In materia ambientale, Tomei ha indicato il passaggio da una gestione prevalentemente emergenziale a una vera programmazione comunale. Il primo passo sarà la costruzione di un quadro aggiornato delle criticità del territorio, affiancato da monitoraggio, educazione ambientale e coinvolgimento dei cittadini. L’assessore Alfredo Censi si è soffermato invece sulla manutenzione ordinaria, sulla cura del verde, sulla sicurezza e sul miglioramento degli ingressi alla città, richiamando anche la necessità di valorizzare il centro storico senza penalizzarne residenti e attività economiche.

Ampio spazio viene riservato alle opere pubbliche. L’assessore Roberto Laurenti ha assicurato che saranno portati avanti gli interventi già finanziati e le progettazioni ritenute utili, senza interrompere quanto avviato dalla precedente amministrazione. Il programma comprende lavori su strade, cimitero, piscina comunale, edifici scolastici e impianti sportivi, insieme all’aumento dei parcheggi e al miglioramento della viabilità nel centro storico.

Sul fronte finanziario, l’assessore Tomasso De Iulis ha descritto un bilancio rigido e con margini di manovra limitati.
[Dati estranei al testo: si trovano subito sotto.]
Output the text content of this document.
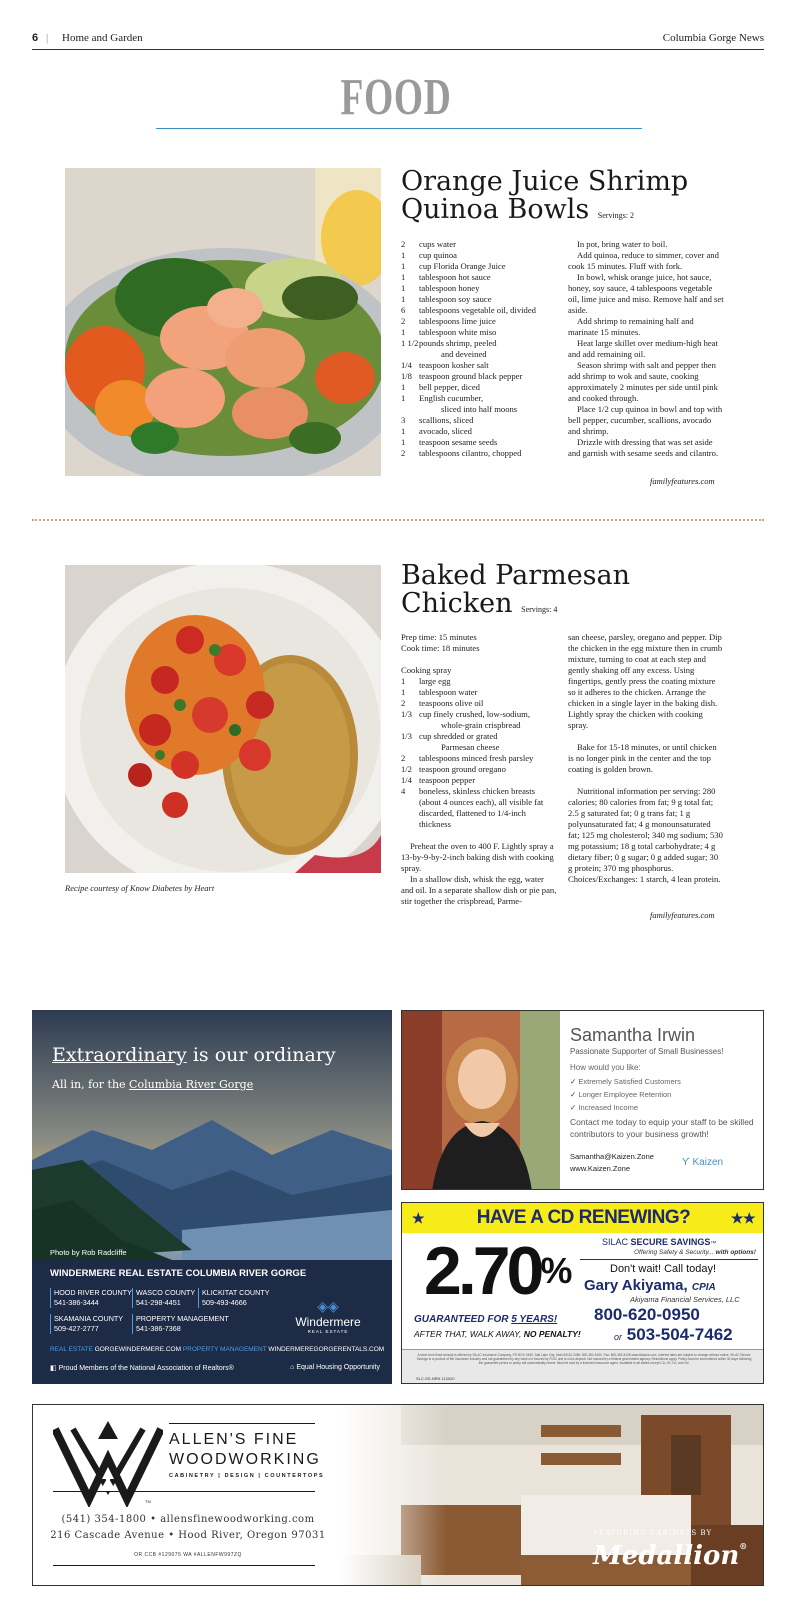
6 | Home and Garden	Columbia Gorge News
FOOD
Orange Juice Shrimp
Quinoa Bowls Servings: 2
2	cups water
1	cup quinoa
1	cup Florida Orange Juice
1	tablespoon hot sauce
1	tablespoon honey
1	tablespoon soy sauce
6	tablespoons vegetable oil, divided
2	tablespoons lime juice
1	tablespoon white miso
1 1/2 pounds shrimp, peeled
and deveined
1/4 teaspoon kosher salt
1/8 teaspoon ground black pepper
1	bell pepper, diced
1	English cucumber,
sliced into half moons
3	scallions, sliced
1	avocado, sliced
1	teaspoon sesame seeds
2	tablespoons cilantro, chopped

In pot, bring water to boil.

Add quinoa, reduce to simmer, cover and cook 15 minutes. Fluff with fork.

In bowl, whisk orange juice, hot sauce, honey, soy sauce, 4 tablespoons vegetable oil, lime juice and miso. Remove half and set aside.

Add shrimp to remaining half and marinate 15 minutes.

Heat large skillet over medium-high heat and add remaining oil.

Season shrimp with salt and pepper then add shrimp to wok and saute, cooking approximately 2 minutes per side until pink and cooked through.

Place 1/2 cup quinoa in bowl and top with bell pepper, cucumber, scallions, avocado and shrimp.

Drizzle with dressing that was set aside and garnish with sesame seeds and cilantro.

familyfeatures.com
Recipe courtesy of Know Diabetes by Heart
Baked Parmesan
Chicken Servings: 4
Prep time: 15 minutes
Cook time: 18 minutes
Cooking spray
1	large egg
1	tablespoon water
2	teaspoons olive oil
1/3 cup finely crushed, low-sodium,
whole-grain crispbread
1/3 cup shredded or grated
Parmesan cheese
2	tablespoons minced fresh parsley
1/2 teaspoon ground oregano
1/4 teaspoon pepper
4	boneless, skinless chicken breasts
(about 4 ounces each), all visible fat
discarded, flattened to 1/4-inch
thickness

Preheat the oven to 400 F. Lightly spray a 13-by-9-by-2-inch baking dish with cooking spray.

In a shallow dish, whisk the egg, water and oil. In a separate shallow dish or pie pan, stir together the crispbread, Parme-

san cheese, parsley, oregano and pepper. Dip the chicken in the egg mixture then in crumb mixture, turning to coat at each step and gently shaking off any excess. Using fingertips, gently press the coating mixture so it adheres to the chicken. Arrange the chicken in a single layer in the baking dish. Lightly spray the chicken with cooking spray.

Bake for 15-18 minutes, or until chicken is no longer pink in the center and the top coating is golden brown.

Nutritional information per serving: 280 calories; 80 calories from fat; 9 g total fat; 2.5 g saturated fat; 0 g trans fat; 1 g polyunsaturated fat; 4 g monounsaturated fat; 125 mg cholesterol; 340 mg sodium; 530 mg potassium; 18 g total carbohydrate; 4 g dietary fiber; 0 g sugar; 0 g added sugar; 30 g protein; 370 mg phosphorus. Choices/Exchanges: 1 starch, 4 lean protein.

familyfeatures.com
Extraordinary is our ordinary
All in, for the Columbia River Gorge
Photo by Rob Radcliffe
WINDERMERE REAL ESTATE COLUMBIA RIVER GORGE
HOOD RIVER COUNTY
541-386-3444
WASCO COUNTY
541-298-4451
KLICKITAT COUNTY
509-493-4666
SKAMANIA COUNTY
509-427-2777
PROPERTY MANAGEMENT
541-386-7368
◈◈
Windermere
REAL ESTATE
REAL ESTATE GORGEWINDERMERE.COM PROPERTY MANAGEMENT WINDERMEREGORGERENTALS.COM
◧ Proud Members of the National Association of Realtors®	⌂ Equal Housing Opportunity
Samantha Irwin
Passionate Supporter of Small Businesses!
How would you like:
✓ Extremely Satisfied Customers
✓ Longer Employee Retention
✓ Increased Income
Contact me today to equip your staff to be skilled contributors to your business growth!
Samantha@Kaizen.Zone
www.Kaizen.Zone
ϒ Kaizen
★	HAVE A CD RENEWING?	★★
2.70%
GUARANTEED FOR 5 YEARS!
AFTER THAT, WALK AWAY, NO PENALTY!
SILAC SECURE SAVINGS™
Offering Safety & Security... with options!
Don't wait! Call today!
Gary Akiyama, CPIA
Akiyama Financial Services, LLC
800-620-0950
or 503-504-7462
A short term fixed annuity is offered by SILAC Insurance Company, PO BOX 2450, Salt Lake City, Utah 84110-2450. 800-352-5150. Fax: 800-352-5126 www.silacins.com. Interest rates are subject to change without notice. SILAC Secure Savings is a product of the insurance industry and not guaranteed by any bank nor insured by FDIC and is not a deposit. Not insured by a federal government agency. Restrictions apply. Policy must be surrendered within 30 days following the guarantee period or policy will automatically renew. Must be sold by a licensed insurance agent. Available in all states except CA, NY, NJ, and NV.
SLC-SS-NRN 112020
TM
ALLEN'S FINE
WOODWORKING
CABINETRY | DESIGN | COUNTERTOPS
(541) 354-1800 • allensfinewoodworking.com
216 Cascade Avenue • Hood River, Oregon 97031
OR CCB #129075 WA #ALLENFW997ZQ
FEATURING CABINETS BY
Medallion®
La strategia passa dal recupero dei residui attivi, dal potenziamento della gestione dei tributi e dalla riduzione del ricorso all’anticipazione di cassa. Il percorso dovrebbe condurre, negli anni successivi, all’introduzione del bilancio partecipato, coinvolgendo realtà economiche, sociali e cittadinanza nella definizione delle priorità.

De Iulis ha definito strategiche le farmacie comunali, sia per i servizi offerti sia per le risorse che possono generare a favore della collettività. La giunta punta ad ampliare la telemedicina, cercando convenzioni con la Asl, e a valutare nuovi servizi sociali, compresa la consegna dei farmaci.

Più delicata la situazione delle società partecipate. Per la società che gestisce la raccolta dei rifiuti l’amministrazione ha indicato come primo obiettivo la piena verifica dei conti e il recupero della stabilità economica e finanziaria, prima di un eventuale ampliamento dei servizi. Attenzione anche al servizio idrico, con l’impegno a proseguire il confronto con il gestore per affrontare carenze, guasti e vetustà delle reti.

Il dibattito in aula ha però evidenziato una netta distanza tra maggioranza e opposizione. I consiglieri Claudio Parroccini, Luca Giampieri, già sindaco, e Giovanna Fortuna, già assessora, hanno criticato la genericità del documento, la scarsità di azioni immediatamente verificabili e la distanza tra alcune promesse elettorali e le linee di mandato. Contestata anche la scansione temporale del programma, giudicata troppo concentrata su studi e analisi nella prima parte della consiliatura. Hanno inoltre rivendicato il lavoro svolto dalla precedente amministrazione, in particolare sulle opere già programmate, sulla rigenerazione urbana e sui servizi.

La maggioranza ha replicato rivendicando una visione complessiva e un metodo fondato su ascolto, collaborazione e continuità amministrativa. «Non fermeremo le progettazioni utili già avviate», è il senso della posizione espressa in aula. Le linee di mandato fissano ora la cornice politica; la loro concretezza sarà misurata nei prossimi anni attraverso bilanci, opere e servizi effettivamente realizzati.